Anyone who has actually made money in the market over the past five years has had to be creative and nimble to do so. The days of "buy and hold" seem as quaint as Ward Cleaver. I have several stocks that I have successfully traded in and out of over the last few years. One of my favorites is Cisco (NASDAQ:CSCO) due to its cheap valuations. It also looks like it is approaching a narrow long term technical support range again (see chart).
7 additional reasons CSCO is dirt cheap at under $17 a share:
- Over 35% of the company's market capitalization is represented by net cash on its books. If Congress passes another tax amnesty bill for overseas cash, Cisco would be one of many tech stocks that would benefit.
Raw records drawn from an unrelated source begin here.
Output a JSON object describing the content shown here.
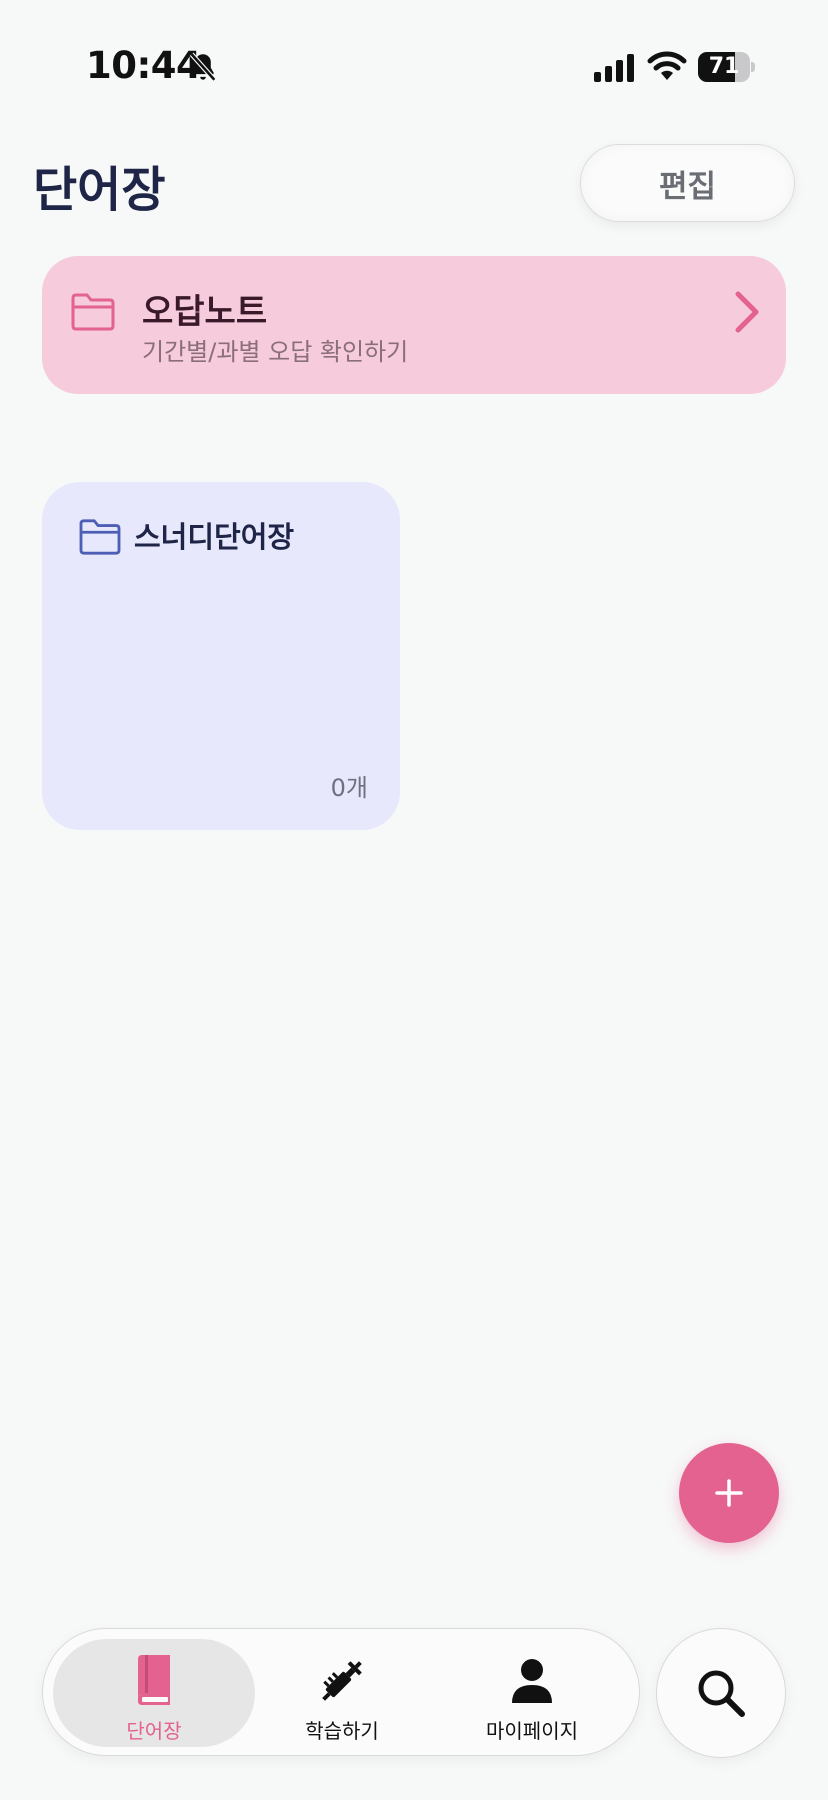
{
  "status_bar": {
    "time": "10:44",
    "battery_level": "71",
    "battery_fraction": 0.71
  },
  "header": {
    "title": "단어장",
    "edit_label": "편집"
  },
  "wrong_note": {
    "title": "오답노트",
    "subtitle": "기간별/과별 오답 확인하기",
    "icon": "folder-icon",
    "accent_color": "#e3628f",
    "background_color": "#f6cbdc"
  },
  "folders": [
    {
      "name": "스너디단어장",
      "count": "0개",
      "icon": "folder-icon",
      "background_color": "#e7e8fb"
    }
  ],
  "fab": {
    "icon": "plus-icon",
    "color": "#e3628f"
  },
  "tab_bar": {
    "items": [
      {
        "label": "단어장",
        "icon": "book-icon",
        "active": true
      },
      {
        "label": "학습하기",
        "icon": "syringe-icon",
        "active": false
      },
      {
        "label": "마이페이지",
        "icon": "person-icon",
        "active": false
      }
    ],
    "search_icon": "search-icon"
  }
}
- The stock is selling at the very bottom of its five year valuation range based on P/E, P/B, P/S and P/CF.
- The company has an A+ rated balance sheet, 3.3% yield and has more than doubled its dividend payouts since it initiated a dividend in early 2011.
- CSCO sells for just over 8x forward earnings (less than 6x if net cash is taken into consideration), a significant discount to its five year average (13.1).
- Analysts are consistently too negative on the company's earnings prospects. Cisco has beat earnings estimates for twelve straight quarters.
- The company is no longer a fast grower, but revenues should grow at around a 6% pace in both FY2012 and FY2013. AT&T (NYSE:T) just announced that it is increasing its capital budget $14B over three years to build out its network. Although this in of itself is too small to move the needle for Cisco (the company should have over $50B in revenues in FY2013), it should improve the investor sentiment for the network equipment providers overall.
- The median price target on CSCO is $22 a share by the 37 analysts that cover the stock. Credit Suisse has an "outperform" rating and a $25 price target on the shares.
Author's Note: One creative way to take a position on CSCO by selling the bull put spread (Sell the July 16 put/buy the July 12 put) for $1.05. This will return 35% on the collateral an investor needs to put up for the spread or the shares will be "putted" to the investor for a cost adjusted basis of under $15 a share.
Disclosure: I am long CSCO. I wrote this article myself, and it expresses my own opinions. I am not receiving compensation for it (other than from Seeking Alpha). I have no business relationship with any company whose stock is mentioned in this article.